As per the CCI order, among the large cement companiesACC Ltd (INR11.5bn), Ambuja Cements Ltd (INR11.6bn), UCL (INR11.8bn) and Jaiprakash Associates (JAL,INR13.2bn) contribute to bulk of the penalties. The amount of penalty to be paid by the companies is substantial in comparison to their EBITDA. In addition UCL has entered into an agreement with Jaiprakash Associates to acquire its cement assets (capacity of 21.2mt including 4.1mtpa grinding capacity under construction) for a consideration of INR162bn The amount of penalty for the companies named in the order as a percent of their EBITDA in FY16 works out in the range of 20%-75%. The amount of penalty as a percent of EBITDA for UCL is 24%. Ind-Ra notes that the penalty will be rating neutral for UCL, given their low leverage of 1.2x (total adjusted debt net of cash/EBITDA). UCL has cash and cash equivalents of INR42.9bn at the end of FY16. Of the remaining 10 companies most of them have low leverage (with the exception of three companies) and Ind-Ra believes that the penalty will not impact their credit profile.

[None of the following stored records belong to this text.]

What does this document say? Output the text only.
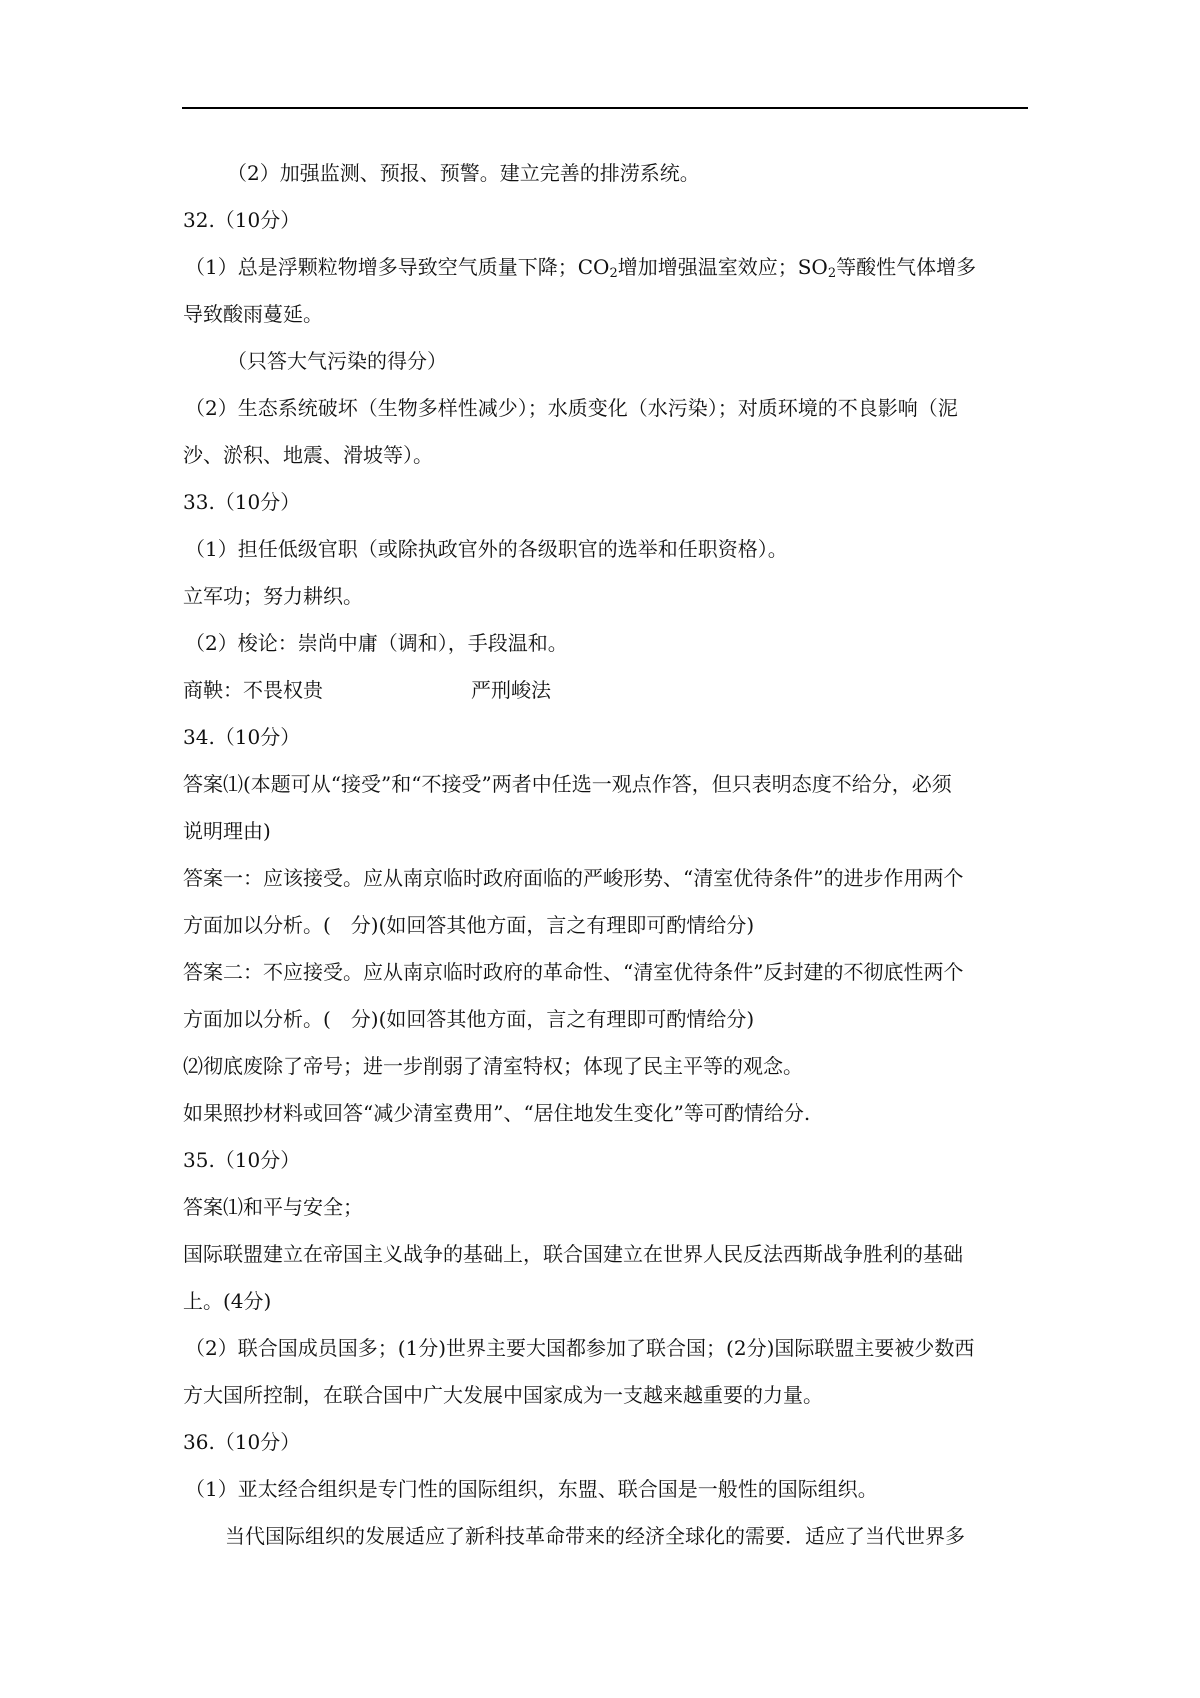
（2）加强监测、预报、预警。建立完善的排涝系统。
32.（10分）
（1）总是浮颗粒物增多导致空气质量下降；$CO_2$增加增强温室效应；$SO_2$等酸性气体增多
导致酸雨蔓延。
（只答大气污染的得分）
（2）生态系统破坏（生物多样性减少）；水质变化（水污染）；对质环境的不良影响（泥
沙、淤积、地震、滑坡等）。
33.（10分）
（1）担任低级官职（或除执政官外的各级职官的选举和任职资格）。
立军功；努力耕织。
（2）梭论：崇尚中庸（调和），手段温和。
商鞅：不畏权贵	严刑峻法
34.（10分）
答案⑴(本题可从“接受”和“不接受”两者中任选一观点作答，但只表明态度不给分，必须
说明理由)
答案一：应该接受。应从南京临时政府面临的严峻形势、“清室优待条件”的进步作用两个
方面加以分析。(　分)(如回答其他方面，言之有理即可酌情给分)
答案二：不应接受。应从南京临时政府的革命性、“清室优待条件”反封建的不彻底性两个
方面加以分析。(　分)(如回答其他方面，言之有理即可酌情给分)
⑵彻底废除了帝号；进一步削弱了清室特权；体现了民主平等的观念。
如果照抄材料或回答“减少清室费用”、“居住地发生变化”等可酌情给分.
35.（10分）
答案⑴和平与安全；
国际联盟建立在帝国主义战争的基础上，联合国建立在世界人民反法西斯战争胜利的基础
上。(4分)
（2）联合国成员国多；(1分)世界主要大国都参加了联合国；(2分)国际联盟主要被少数西
方大国所控制，在联合国中广大发展中国家成为一支越来越重要的力量。
36.（10分）
（1）亚太经合组织是专门性的国际组织，东盟、联合国是一般性的国际组织。
当代国际组织的发展适应了新科技革命带来的经济全球化的需要．适应了当代世界多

The cement industry in India is unique, with around 60% of the industry's total capacity being controlled with the top eight players. The rest of the industry is highly fragmented, with small- to medium-sized companies, mostly with uneconomical size of operations. To the extent regulatory intervention limits coordinated supplier actions with respect to price and quantity, smaller firms (single or multiple plants with high geographic concentration) with uneconomic cost structures will become uncompetitive and face significant deterioration in their credit profiles. As such, the level of fragmentation in the industry is expected to reduce and larger and vertically integrated companies are likely to gain market share. Globally, most markets have witnessed significant consolidation and this move by CCI may in turn help the Indian cement industry in correcting the structural imbalances present.

Ind-Ra maintains a stable outlook for cement manufacturers for FY17 and expects the cement industry to grow in the range of 4%-6% during FY17. Ind-Ra expects capex in the sector to be muted which will lead to higher utilisation rates in the short term. The sector also currently faces headwinds on cost inflation - pet coke prices have moved up to USD75/ton from USD48/ton in March 2016. A favourable monsoon after two consecutive bad years, can give a leg up to rural demand, and governments initiatives (such as 'Housing for All' and the thrust on infrastructure activities) are expected to improve overall cement demand with a lag and show signs after FY17.

CCI imposed a penalty of 0.5x of net profit of cement companies for 2009-10 (from May 20, 2009) and 2010-11 in case of 11 cement companies amounting to INR67 bn and INR7.3m on Cement Manufacturers Association.